26. The shoe pile: I live in a house of men who wear size 14 and 15 shoes. Y’all. It doesn’t take much to create a mountain of shoes that I want to dropkick to the other side of the house. Keep the shoe pile under control so no one trips.

27. The coat closet/hooks/glove rack: Do the gloves have matches? Do you need 14 coats hanging in the closet for three people? Do you need winter coats/winter bibs out in May? 

28. Perimeter of house: I’m talking about that brick pile by the door that hasn’t been moved yet, the stubborn tree root that needs to be pulled so the garbage can can sit where you want it to sit without being cockeyed, and the welcome mat that is in pieces and needs to be replaced. Walk the perimeter of your house and take care of what’s there.

29. Your vehicle: Okay, it’s not in your house, but some people spend as much time in their car as they do in some areas of their home. Therefore, take a look in the glove box, on the dash, in the cupholders and the door pockets. Are tote bags taking over your backseat? Does your first aid kit need to be restocked? Is your most recent insurance card where you think it is? 

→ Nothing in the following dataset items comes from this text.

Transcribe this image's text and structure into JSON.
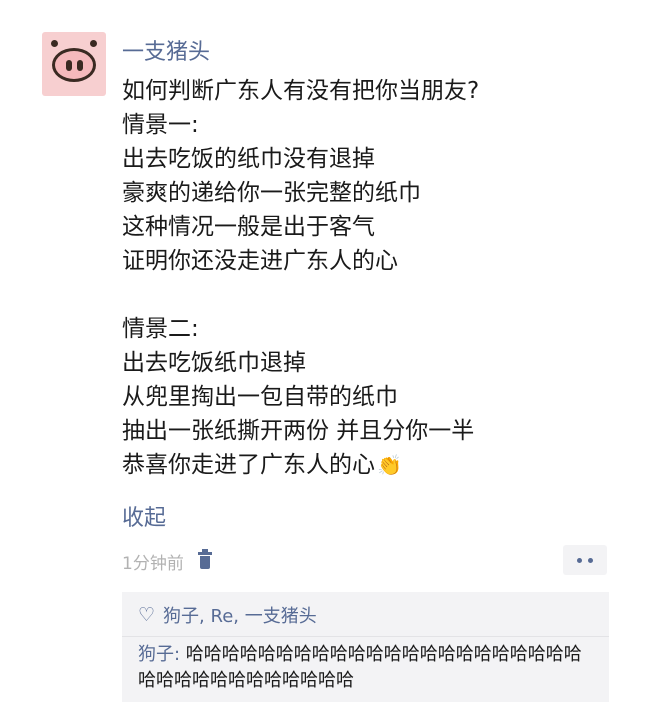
{
  "post": {
    "author": "一支猪头",
    "lines": [
      "如何判断广东人有没有把你当朋友?",
      "情景一:",
      "出去吃饭的纸巾没有退掉",
      "豪爽的递给你一张完整的纸巾",
      "这种情况一般是出于客气",
      "证明你还没走进广东人的心",
      "",
      "情景二:",
      "出去吃饭纸巾退掉",
      "从兜里掏出一包自带的纸巾",
      "抽出一张纸撕开两份 并且分你一半",
      "恭喜你走进了广东人的心"
    ],
    "emoji": "👏",
    "collapse_label": "收起",
    "timestamp": "1分钟前"
  },
  "likes": {
    "names": "狗子, Re, 一支猪头"
  },
  "comment": {
    "author": "狗子",
    "separator": ": ",
    "text": "哈哈哈哈哈哈哈哈哈哈哈哈哈哈哈哈哈哈哈哈哈哈哈哈哈哈哈哈哈哈哈哈哈哈"
  },
  "icons": {
    "avatar": "pig-snout-avatar",
    "delete": "trash-icon",
    "more": "more-dots-icon",
    "like": "heart-icon"
  },
  "colors": {
    "link": "#576b95",
    "timestamp": "#b2b2b2",
    "comment_bg": "#f3f3f5"
  }
}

30. Extras: All the things you figured out you need to add to your list while you went through the last 29 days? Day 30 is where you can make that list… to attack next month.

Maybe you need to break down one of the items I listed here into three different days. Since this list is supposed to be manageable tasks, maybe bathroom closets needs to be three days for you, because you have three bathrooms in your house and the closets are out of control. Or maybe in organizing one of your closets, you have to add a second day to organize the things you took out of your closet.

Maybe “under the stairs” is an area for you. Maybe “pet area” is something that needs to be tackled. I didn’t say anything here about the laundry room or the entry way or the gun closet or the second office or the reloading area or the sewing area. Maybe you need to add something like “go around the house and make a list of what rugs/blinds/curtains/fans need to be added/replaced”. Maybe you need to add a day that is “go around the house and make a list of unfinished projects – the trim boards on the windows, touch up paint, a new railing for the back step.”

The key to organization is keeping it manageable

Again, the purpose of this 30 day list is to keep the tasks focused and manageable so you can slide them along the cleaning and organizing you’re already doing.

You know, the cleaning and organizing that never goes away and that you never get caught up with.